In her research, MacDonald Gibson parses complicated environmental problems into manageable elements that can be modeled mathematically and re-integrated to inform environmental and public health policy decisions. She has worked across the globe, from the U.S. to the United Arab Emirates, examining environmental risks to health at the scale of communities, building models that integrate knowledge of how pollutants are distributed through communities, how people become exposed to pollutants and other environmental risks factors, and how these exposures, in turn, increase risks of illness or premature death.

MacDonald Gibson’s accolades include being named an RTI University Scholar and receiving the IBM Junior Faculty Development Award and the Newton Underwood Award for Excellence in Teaching, Department of Environmental Sciences and Engineering from UNC-Chapel Hill.

In her first few weeks as department head, MacDonald Gibson offered insight into her new role and future plans in the following Q&A. You can learn more about MacDonald Gibson’s professional background, accolades and research at

What makes you excited about being head of CCEE?

MACDONALD GIBSON (MG): I am thrilled to join an exceptionally talented group of engineering faculty who are passionate about empowering students to improve the world for all. CCEE is not only one of the nation’s largest civil engineering departments but also one of the most talented. For example, one-third of our faculty have received a CAREER award from the National Science Foundation. The CAREER award is the most prestigious grant given to young faculty members to recognize their potential to serve as academic role models and to lead advances in science and engineering.

What are your priorities as department head?

MG: My top priority is to continue to hire the best people while also enhancing the racial and gender diversity of the department’s faculty and students and, ultimately, the diversity of the fields of civil, environmental and construction engineering.

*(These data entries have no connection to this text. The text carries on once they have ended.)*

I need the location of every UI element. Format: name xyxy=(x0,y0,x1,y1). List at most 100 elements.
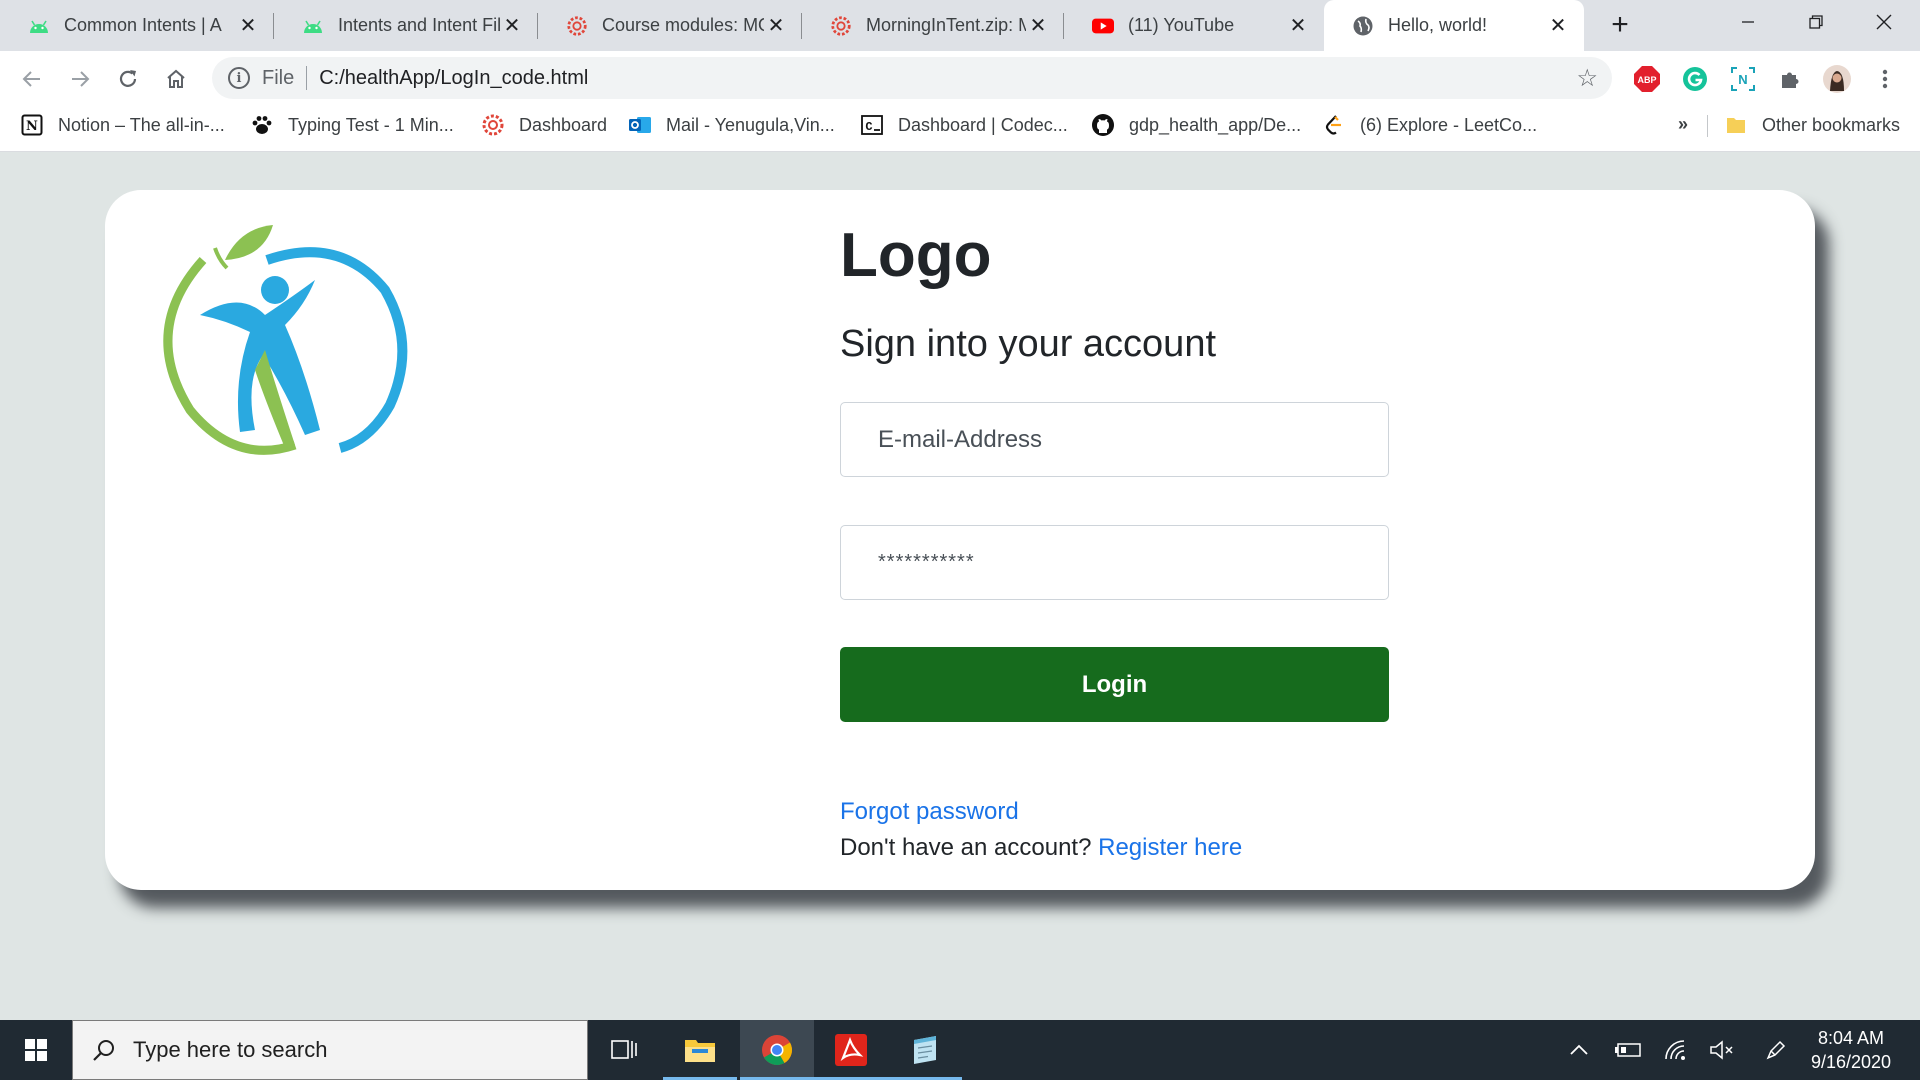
chevron-up-icon xyxy=(1570,1044,1588,1055)
bookmark-github[interactable]: gdp_health_app/De... xyxy=(1091,106,1301,144)
clock-date: 9/16/2020 xyxy=(1810,1052,1892,1072)
bookmark-label: Other bookmarks xyxy=(1762,114,1901,135)
svg-text:N: N xyxy=(1738,72,1747,87)
red-gear-icon xyxy=(566,15,588,37)
chrome-menu-icon[interactable] xyxy=(1870,64,1900,94)
password-field[interactable] xyxy=(841,526,1388,599)
battery-button[interactable] xyxy=(1610,1020,1646,1080)
acrobat-taskbar-button[interactable] xyxy=(814,1020,888,1080)
codecademy-icon: C xyxy=(860,113,884,137)
tab-youtube[interactable]: (11) YouTube ✕ xyxy=(1064,0,1324,51)
bookmark-label: Dashboard xyxy=(519,114,608,135)
no-account-text: Don't have an account? xyxy=(840,834,1092,861)
tab-title: (11) YouTube xyxy=(1128,15,1235,35)
bookmark-codecademy[interactable]: C Dashboard | Codec... xyxy=(860,106,1068,144)
volume-muted-icon xyxy=(1710,1040,1733,1060)
register-link[interactable]: Register here xyxy=(1098,834,1242,861)
bookmarks-bar: N Notion – The all-in-... Typing Test - … xyxy=(0,106,1920,152)
bookmarks-divider xyxy=(1707,115,1708,137)
tab-common-intents[interactable]: Common Intents | A ✕ xyxy=(0,0,274,51)
taskbar-clock[interactable]: 8:04 AM 9/16/2020 xyxy=(1796,1026,1906,1074)
chrome-taskbar-button[interactable] xyxy=(740,1020,814,1080)
notion-clipper-icon[interactable]: N xyxy=(1728,64,1758,94)
address-bar[interactable]: i File C:/healthApp/LogIn_code.html ☆ xyxy=(212,57,1612,99)
acrobat-icon xyxy=(835,1034,867,1066)
restore-button[interactable] xyxy=(1784,0,1848,44)
minimize-icon xyxy=(1742,21,1754,23)
grammarly-icon[interactable] xyxy=(1680,64,1710,94)
adblock-plus-icon[interactable]: ABP xyxy=(1632,64,1662,94)
show-hidden-icons-button[interactable] xyxy=(1564,1020,1594,1080)
windows-taskbar: Type here to search 8:04 AM 9/16/2020 xyxy=(0,1020,1920,1080)
home-button[interactable] xyxy=(160,63,192,95)
bookmark-label: Typing Test - 1 Min... xyxy=(288,114,454,135)
address-divider xyxy=(306,66,308,90)
close-tab-icon[interactable]: ✕ xyxy=(500,14,524,38)
globe-icon xyxy=(1352,15,1374,37)
close-tab-icon[interactable]: ✕ xyxy=(1286,14,1310,38)
notepad-icon xyxy=(914,1036,936,1064)
minimize-button[interactable] xyxy=(1716,0,1780,44)
close-icon xyxy=(1876,14,1892,30)
extensions-puzzle-icon[interactable] xyxy=(1776,64,1806,94)
pen-workspace-button[interactable] xyxy=(1758,1020,1794,1080)
tab-intents-filters[interactable]: Intents and Intent Fil ✕ xyxy=(274,0,538,51)
android-icon xyxy=(302,15,324,37)
tab-morningintent-zip[interactable]: MorningInTent.zip: M ✕ xyxy=(802,0,1064,51)
forward-button[interactable] xyxy=(64,63,96,95)
restore-icon xyxy=(1809,15,1823,29)
network-button[interactable] xyxy=(1658,1020,1694,1080)
tab-title: Common Intents | A xyxy=(64,15,222,35)
browser-toolbar: i File C:/healthApp/LogIn_code.html ☆ AB… xyxy=(0,51,1920,106)
battery-icon xyxy=(1615,1043,1641,1057)
start-button[interactable] xyxy=(0,1020,72,1080)
reload-button[interactable] xyxy=(112,63,144,95)
file-explorer-icon xyxy=(685,1040,715,1062)
login-card: Logo Sign into your account Login Forgot… xyxy=(105,190,1815,890)
forward-arrow-icon xyxy=(72,71,90,87)
folder-icon xyxy=(1724,113,1748,137)
login-button[interactable]: Login xyxy=(840,647,1389,722)
tab-hello-world[interactable]: Hello, world! ✕ xyxy=(1324,0,1584,51)
file-explorer-button[interactable] xyxy=(663,1020,737,1080)
bookmark-label: Dashboard | Codec... xyxy=(898,114,1068,135)
password-field-wrapper xyxy=(840,525,1389,600)
bookmark-mail[interactable]: Mail - Yenugula,Vin... xyxy=(628,106,835,144)
taskbar-search[interactable]: Type here to search xyxy=(72,1020,588,1080)
search-placeholder: Type here to search xyxy=(133,1037,328,1062)
bookmark-typing-test[interactable]: Typing Test - 1 Min... xyxy=(250,106,454,144)
notepad-taskbar-button[interactable] xyxy=(888,1020,962,1080)
bookmark-dashboard[interactable]: Dashboard xyxy=(481,106,607,144)
site-info-icon[interactable]: i xyxy=(228,67,250,89)
close-tab-icon[interactable]: ✕ xyxy=(236,14,260,38)
new-tab-button[interactable]: + xyxy=(1604,10,1636,42)
close-window-button[interactable] xyxy=(1852,0,1916,44)
profile-avatar[interactable] xyxy=(1822,64,1852,94)
bookmarks-overflow-button[interactable]: » xyxy=(1678,114,1688,135)
forgot-password-link[interactable]: Forgot password xyxy=(840,798,1019,826)
back-button[interactable] xyxy=(16,63,48,95)
paw-icon xyxy=(250,113,274,137)
bookmark-star-icon[interactable]: ☆ xyxy=(1576,64,1598,93)
bookmark-label: Notion – The all-in-... xyxy=(58,114,225,135)
bookmark-notion[interactable]: N Notion – The all-in-... xyxy=(20,106,225,144)
close-tab-icon[interactable]: ✕ xyxy=(1546,14,1570,38)
email-field-wrapper xyxy=(840,402,1389,477)
logo-heading: Logo xyxy=(840,221,992,290)
svg-text:C: C xyxy=(865,120,872,134)
task-view-icon xyxy=(611,1040,637,1059)
close-tab-icon[interactable]: ✕ xyxy=(764,14,788,38)
email-field[interactable] xyxy=(841,403,1388,476)
other-bookmarks-folder[interactable]: Other bookmarks xyxy=(1724,106,1900,144)
sign-in-heading: Sign into your account xyxy=(840,323,1217,365)
leetcode-icon xyxy=(1322,113,1346,137)
health-app-logo xyxy=(163,225,408,455)
tab-course-modules[interactable]: Course modules: MO ✕ xyxy=(538,0,802,51)
url-text[interactable]: C:/healthApp/LogIn_code.html xyxy=(319,67,1576,90)
wifi-icon xyxy=(1665,1040,1685,1060)
volume-button[interactable] xyxy=(1704,1020,1740,1080)
close-tab-icon[interactable]: ✕ xyxy=(1026,14,1050,38)
bookmark-leetcode[interactable]: (6) Explore - LeetCo... xyxy=(1322,106,1537,144)
youtube-icon xyxy=(1092,15,1114,37)
task-view-button[interactable] xyxy=(587,1020,661,1080)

Our nation can achieve its greatest potential in engineering only by ensuring that our entire talent pool is represented in our engineering professions. Real or perceived barriers that discourage some groups of young people from pursuing engineering careers result in a loss of brainpower and creative ideas, to the detriment of our entire society.

Are there any specific areas or initiatives you intend to focus on as department head?

MG: I am especially excited about working toward advancing equity in access to all aspects of civil infrastructure, including high-functioning water and sanitation systems, modern and low-emissions transportation systems, safe buildings and livable communities.

What do you see as key strengths of CCEE?

MG: I asked this question of the CCEE faculty when interviewing for the department head position. Uniformly, they responded that CCEE’s strength is its people, including faculty, staff and students. The department promotes an atmosphere of collegiality, prioritizing the mutual goal of engineering a better world over personal advancement. Another great strength is the breadth of civil engineering sub-disciplines represented in the department. Our faculty members have expertise spanning the vast range of activities in which civil engineers may be involved — from designing highway and rail systems, to constructing buildings that can withstand earthquakes, to designing new paving materials that can decrease costs while also limiting environmental impacts, to preparing our communities to be resilient to extreme weather and climate, to tracking down and eliminating sources of air, water and soil pollution that endanger health.

Do you have a message for alumni?

MG: You are part of an exceptionally talented group. CCEE alumni have led some of the world’s most ambitious projects in civil, construction and environmental engineering, leaving their mark by improving the quality and safety of every aspect of infrastructure that supports communities but that many people take for granted. Examples include safer bridges, buildings and transportation systems and cleaner environments. I look forward to meeting as many of you as possible this year. Please visit us in Fitts-Woolard Hall.

Favorite vacation spot or favorite place you’ve traveled to?

MG: The North Carolina mountains, with the endless view of rolling blue ridges, are my slice of heaven.